The project involves the use of a Dynamic Vision Sensor (DVS), which is developed by the Sensors group led by Prof. Dr. Tobi Delbruck. The aim of the project is the development of mathematical models and software tools for eye-blink counting, to detect levels of wakefulness of humans. A microsleep is a temporary episode of sleep that can last for a fraction of a second or up to thirty seconds where an individual fails to respond to some arbitrary sensory input and becomes unconscious. This occur when an individual loses awareness and subsequently gains awareness after a brief lapse in consciousness, or when there are sudden shifts between states of wakefulness and sleep. The project consists of collecting a database of human eye-blink data in different lighting conditions. The student must then write a filter in jAER that is capable of robustly recognizing eye-blinks. It should count, track and produce statistics of eye-blinks. The final aim is to estimate the level of wakefulness of individuals.

Gaze tracking

The more a wearable cognitive assistant knows about what’s going on in the mind of its wearer, the more it can assist. ‘Gaze’ is the term for direction of vision in space. Gaze gives many cues as to mind state, and when correlated with a forward view they can give lots of information about what the person is paying attention to. Gaze tracking today is done either using desk-mounted apparatus, or with wearable glasses for off-line analysis. Wearable always-on gaze tracking presents a challenge for the power budget of a lightweight device (such as google glass). DVS technology could help to get this power budget right down. There have been feasibility studies for gaze tracking based on the DVS, but poor lighting and calibration are challenges. The advent of DAVIS technology could really nail this problem, since images could be used for position calibration when the headset inevitably moves, and for reinitialisation of pupil position in the presence of distractors (glints, blinks etc).

 

Previous Work: http://wiki.cogain.org/images/7/7f/COGAIN-D5.5.pdf

Characterization of dynamic vision sensors

The project involves the use of a Dynamic Vision Sensor (DVS), which is developed by the Sensors group led by Prof. Dr. Tobi Delbruck. Several new dynamic vision sensor prototypes have recently been developed, but the literature of this emerging field lacks clarity about how best to characterize these novel sensors, in terms of dynamic range, contrast sensitivity, power consumption, temperature dependence etc. The aim of the project is the development of standard methods for characterization of these Dynamic Vision Sensors in at least one but ideally several of the aforementioned attributes.

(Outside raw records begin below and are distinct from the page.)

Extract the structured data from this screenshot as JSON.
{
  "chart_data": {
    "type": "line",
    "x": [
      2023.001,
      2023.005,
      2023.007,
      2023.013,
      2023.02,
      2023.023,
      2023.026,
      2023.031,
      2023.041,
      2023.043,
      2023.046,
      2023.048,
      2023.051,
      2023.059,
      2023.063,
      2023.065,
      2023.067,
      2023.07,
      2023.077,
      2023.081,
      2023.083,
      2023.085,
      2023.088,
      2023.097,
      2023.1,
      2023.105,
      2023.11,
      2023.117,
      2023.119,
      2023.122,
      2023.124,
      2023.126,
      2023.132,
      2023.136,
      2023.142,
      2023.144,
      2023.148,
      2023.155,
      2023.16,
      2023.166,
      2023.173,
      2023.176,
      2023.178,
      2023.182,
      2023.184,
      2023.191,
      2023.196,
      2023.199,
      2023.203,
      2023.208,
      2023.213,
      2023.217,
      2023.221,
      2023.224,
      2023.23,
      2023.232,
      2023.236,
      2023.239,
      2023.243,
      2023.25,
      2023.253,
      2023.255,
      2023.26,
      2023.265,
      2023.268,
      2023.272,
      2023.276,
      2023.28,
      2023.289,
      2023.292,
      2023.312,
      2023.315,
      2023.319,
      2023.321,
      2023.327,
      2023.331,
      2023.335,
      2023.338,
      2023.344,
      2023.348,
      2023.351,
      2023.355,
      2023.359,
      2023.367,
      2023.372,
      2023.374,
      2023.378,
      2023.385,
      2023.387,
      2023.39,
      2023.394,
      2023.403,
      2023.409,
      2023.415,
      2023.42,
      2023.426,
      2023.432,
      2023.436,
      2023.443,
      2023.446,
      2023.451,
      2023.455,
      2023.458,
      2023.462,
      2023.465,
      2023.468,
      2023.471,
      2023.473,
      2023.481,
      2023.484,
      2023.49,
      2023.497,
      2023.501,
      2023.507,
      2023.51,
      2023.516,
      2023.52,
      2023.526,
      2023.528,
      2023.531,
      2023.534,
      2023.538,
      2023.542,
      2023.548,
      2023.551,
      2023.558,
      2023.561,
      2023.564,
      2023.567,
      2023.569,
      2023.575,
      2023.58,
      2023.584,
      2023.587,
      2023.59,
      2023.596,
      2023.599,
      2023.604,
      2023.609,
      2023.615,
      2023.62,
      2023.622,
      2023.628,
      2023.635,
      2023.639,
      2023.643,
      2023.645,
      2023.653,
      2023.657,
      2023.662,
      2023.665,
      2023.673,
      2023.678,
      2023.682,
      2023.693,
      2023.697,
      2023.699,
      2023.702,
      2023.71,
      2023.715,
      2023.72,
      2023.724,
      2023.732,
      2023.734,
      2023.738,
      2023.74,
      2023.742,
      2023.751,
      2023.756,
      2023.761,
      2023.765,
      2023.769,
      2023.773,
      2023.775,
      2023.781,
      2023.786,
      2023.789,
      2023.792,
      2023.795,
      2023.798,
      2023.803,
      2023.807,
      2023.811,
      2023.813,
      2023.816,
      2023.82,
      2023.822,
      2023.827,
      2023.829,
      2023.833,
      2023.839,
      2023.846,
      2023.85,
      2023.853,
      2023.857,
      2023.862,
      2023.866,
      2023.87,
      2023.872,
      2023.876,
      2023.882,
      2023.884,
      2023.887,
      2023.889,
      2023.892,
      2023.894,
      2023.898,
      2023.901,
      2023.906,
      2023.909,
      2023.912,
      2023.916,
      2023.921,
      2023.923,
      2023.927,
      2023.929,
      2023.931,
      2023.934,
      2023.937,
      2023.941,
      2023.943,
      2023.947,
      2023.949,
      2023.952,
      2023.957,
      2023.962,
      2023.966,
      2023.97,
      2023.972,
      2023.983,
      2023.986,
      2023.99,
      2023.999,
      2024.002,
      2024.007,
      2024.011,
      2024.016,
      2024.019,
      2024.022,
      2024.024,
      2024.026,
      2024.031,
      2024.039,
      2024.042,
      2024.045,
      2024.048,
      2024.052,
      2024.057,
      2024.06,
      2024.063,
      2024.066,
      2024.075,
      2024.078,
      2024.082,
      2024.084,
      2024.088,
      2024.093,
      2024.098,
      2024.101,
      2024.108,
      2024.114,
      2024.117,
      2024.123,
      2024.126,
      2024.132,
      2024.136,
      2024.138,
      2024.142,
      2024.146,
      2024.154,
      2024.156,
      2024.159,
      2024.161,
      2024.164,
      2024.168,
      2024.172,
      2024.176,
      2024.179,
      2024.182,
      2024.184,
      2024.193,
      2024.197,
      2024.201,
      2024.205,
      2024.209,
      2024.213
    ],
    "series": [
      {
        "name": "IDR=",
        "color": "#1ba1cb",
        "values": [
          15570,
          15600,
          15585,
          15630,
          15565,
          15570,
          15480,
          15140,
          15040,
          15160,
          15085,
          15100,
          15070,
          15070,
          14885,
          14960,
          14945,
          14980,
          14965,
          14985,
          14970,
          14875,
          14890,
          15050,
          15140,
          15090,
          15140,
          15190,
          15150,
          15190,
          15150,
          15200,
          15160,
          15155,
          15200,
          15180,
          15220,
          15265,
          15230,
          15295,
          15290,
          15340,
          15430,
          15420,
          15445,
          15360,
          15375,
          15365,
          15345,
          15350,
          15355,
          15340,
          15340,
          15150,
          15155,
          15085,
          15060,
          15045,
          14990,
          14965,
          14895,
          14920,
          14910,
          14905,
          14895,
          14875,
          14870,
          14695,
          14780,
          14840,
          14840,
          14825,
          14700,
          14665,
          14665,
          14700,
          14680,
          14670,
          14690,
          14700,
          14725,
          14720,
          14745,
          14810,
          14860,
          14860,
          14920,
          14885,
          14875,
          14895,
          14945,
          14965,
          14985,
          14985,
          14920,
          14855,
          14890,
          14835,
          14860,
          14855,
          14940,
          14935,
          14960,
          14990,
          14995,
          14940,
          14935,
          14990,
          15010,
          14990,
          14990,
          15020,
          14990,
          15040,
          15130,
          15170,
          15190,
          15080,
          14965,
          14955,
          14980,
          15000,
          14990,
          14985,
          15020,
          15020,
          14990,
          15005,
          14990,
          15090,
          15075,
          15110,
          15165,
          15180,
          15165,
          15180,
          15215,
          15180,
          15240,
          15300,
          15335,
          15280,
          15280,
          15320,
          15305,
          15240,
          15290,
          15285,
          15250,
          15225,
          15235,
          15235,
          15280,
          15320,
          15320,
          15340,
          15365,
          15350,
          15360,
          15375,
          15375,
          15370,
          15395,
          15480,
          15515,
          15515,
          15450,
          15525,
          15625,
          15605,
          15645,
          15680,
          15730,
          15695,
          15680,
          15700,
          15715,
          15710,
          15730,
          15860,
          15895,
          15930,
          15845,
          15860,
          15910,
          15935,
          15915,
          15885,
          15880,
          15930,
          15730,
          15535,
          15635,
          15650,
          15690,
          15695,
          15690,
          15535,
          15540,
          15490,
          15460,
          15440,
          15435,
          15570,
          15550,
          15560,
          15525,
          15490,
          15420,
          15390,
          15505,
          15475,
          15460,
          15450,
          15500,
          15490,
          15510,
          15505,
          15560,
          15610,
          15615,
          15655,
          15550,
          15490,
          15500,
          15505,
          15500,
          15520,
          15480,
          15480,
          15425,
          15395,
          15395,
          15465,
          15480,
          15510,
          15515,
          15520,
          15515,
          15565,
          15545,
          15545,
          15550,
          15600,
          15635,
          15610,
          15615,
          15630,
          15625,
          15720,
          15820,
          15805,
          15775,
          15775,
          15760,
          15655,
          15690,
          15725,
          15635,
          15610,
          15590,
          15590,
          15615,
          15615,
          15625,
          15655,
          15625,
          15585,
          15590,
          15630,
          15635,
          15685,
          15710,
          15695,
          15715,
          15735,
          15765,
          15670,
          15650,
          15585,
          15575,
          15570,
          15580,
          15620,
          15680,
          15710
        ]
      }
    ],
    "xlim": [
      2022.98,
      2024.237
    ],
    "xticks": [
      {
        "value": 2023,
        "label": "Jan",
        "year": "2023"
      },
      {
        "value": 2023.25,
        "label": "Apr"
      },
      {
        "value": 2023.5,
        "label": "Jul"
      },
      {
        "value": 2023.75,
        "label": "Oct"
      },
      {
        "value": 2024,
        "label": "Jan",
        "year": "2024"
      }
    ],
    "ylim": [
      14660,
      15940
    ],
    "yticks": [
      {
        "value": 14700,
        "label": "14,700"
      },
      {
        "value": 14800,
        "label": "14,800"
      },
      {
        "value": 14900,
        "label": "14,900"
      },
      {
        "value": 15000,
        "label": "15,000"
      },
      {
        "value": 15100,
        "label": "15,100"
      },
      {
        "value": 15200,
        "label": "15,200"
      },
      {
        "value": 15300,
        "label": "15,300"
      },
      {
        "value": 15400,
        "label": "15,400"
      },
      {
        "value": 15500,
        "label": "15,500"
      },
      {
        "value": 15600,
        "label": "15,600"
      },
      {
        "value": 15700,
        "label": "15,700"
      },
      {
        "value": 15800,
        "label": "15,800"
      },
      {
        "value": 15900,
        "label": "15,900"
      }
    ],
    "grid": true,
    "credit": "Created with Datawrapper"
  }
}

Spike­-based classification of event­-based visual data

The project involves the use of a Dynamic Vision Sensor (DVS), which is developed by the Sensors group led by Prof. Dr. Tobi Delbruck. The aim of the project is the software implementation of an event­-based Deep Neural Network architecture capable of achieving detection of humans.

The student will work in collaboration with IniLabs scientists and they will help in collecting a labeled database of DVS recordings. After that, the student should develop a spiking Deep Neural Network architecture for human recognition. Currently most applications of DNNs do not exploit the event-­based nature of neural networks. Here we propose a project that aims to implement DNNs efficiently, using low­-latency, low­-power, and compact cameras. Computation by means of events seems a promising approach in order to develop systems that are active on demand, are low­-power and can be readily integrated in hardware.

Depth from motion using dynamic vision sensors

The project involves the use of a Dynamic Vision Sensor (DVS), which is developed by the Sensors group led by Prof. Dr. Tobi Delbruck. The aim of the project is the development of mathematical models and software tools for depth estimation and 3D scene reconstruction from an array of Dynamic Vision Sensors.